Journey To The Center Of The Earth Review

Journey To The Center Of The Earth
An intrepid professor leads a party of explorers toward the centre of the Earth, a journey of wonder and terror that will lead to confrontations with prehistoric creatures and a lost world beneath their very feet.

by Ian Nathan |
Published on
Release Date:

05 Jul 2018

Running Time:

132 minutes

Certificate:

U

Original Title:

Journey To The Center Of The Earth

An excellent science fiction fable from the Verne-adaptation school of wonder over paranoia, plain storytelling over satire.  You don’t become entranced by this whimsical fable of adventurers discovering an incredible world below the surface, complete with lost cities, prehistoric creature, and an underground ocean, for any clever-clever commentary, but for the transporting power of old-fashioned fantasy. It’s what use to be deemed a ‘family adventure” but that sounds too detrimental now.
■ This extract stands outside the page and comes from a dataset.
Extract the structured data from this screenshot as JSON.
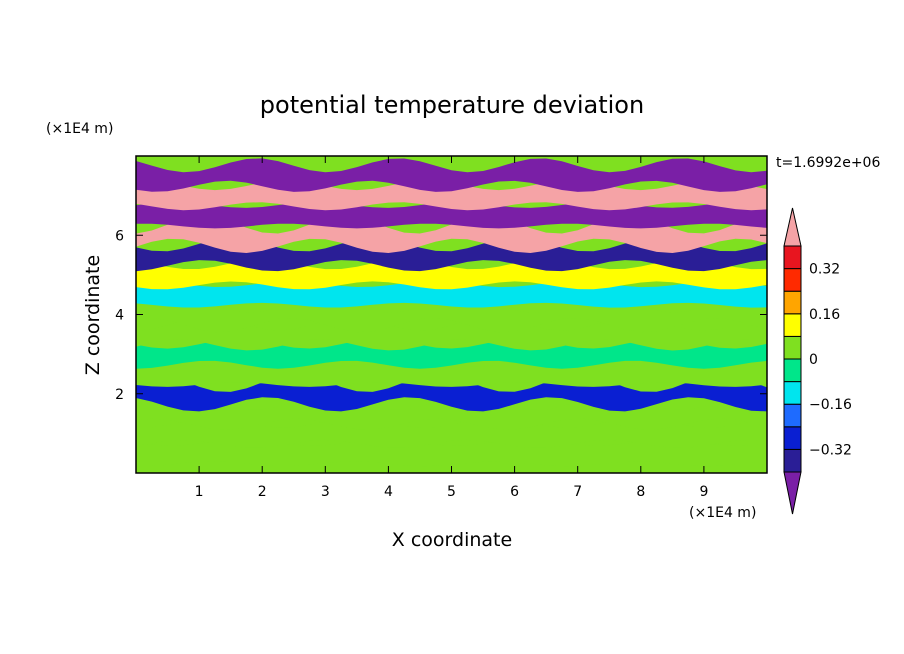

While deviating from the original Verne text considerably, Henry Levin’s tale still carries that spirit of credible connection. It wants us to believe in its science. Having the redoubtable tone of James Mason helps, he’s the brainiac geologist Lindenbrook at the head of the mission who with shades of Scott’s race to the South Pole, finds his best friend Goetaborg has ploughed on ahead of him alone. Lindenbrook, sensibly with a sturdy team behind — including crooner Pat Boone as young hero sort Alec McEwen and a fetching goose—also discovers traces of another explorer who may have ventured this way centuries before. There’s a small murder plot, and a cool spike of scientific rivalry, but the film is essentially an underground picaresque through a series of vivid sets stunning lit to give the effect of the vast and subterranean.

It has dated a fair bit, but it’s a film that takes its far-fetchedness seriously, and delivers a thrilling adventure that untrammelled by cheese, melodrama or ludicrous tribes of extras shabbily dressed bird-beings or lizard men.

Still captivating despite the obviously dated effects.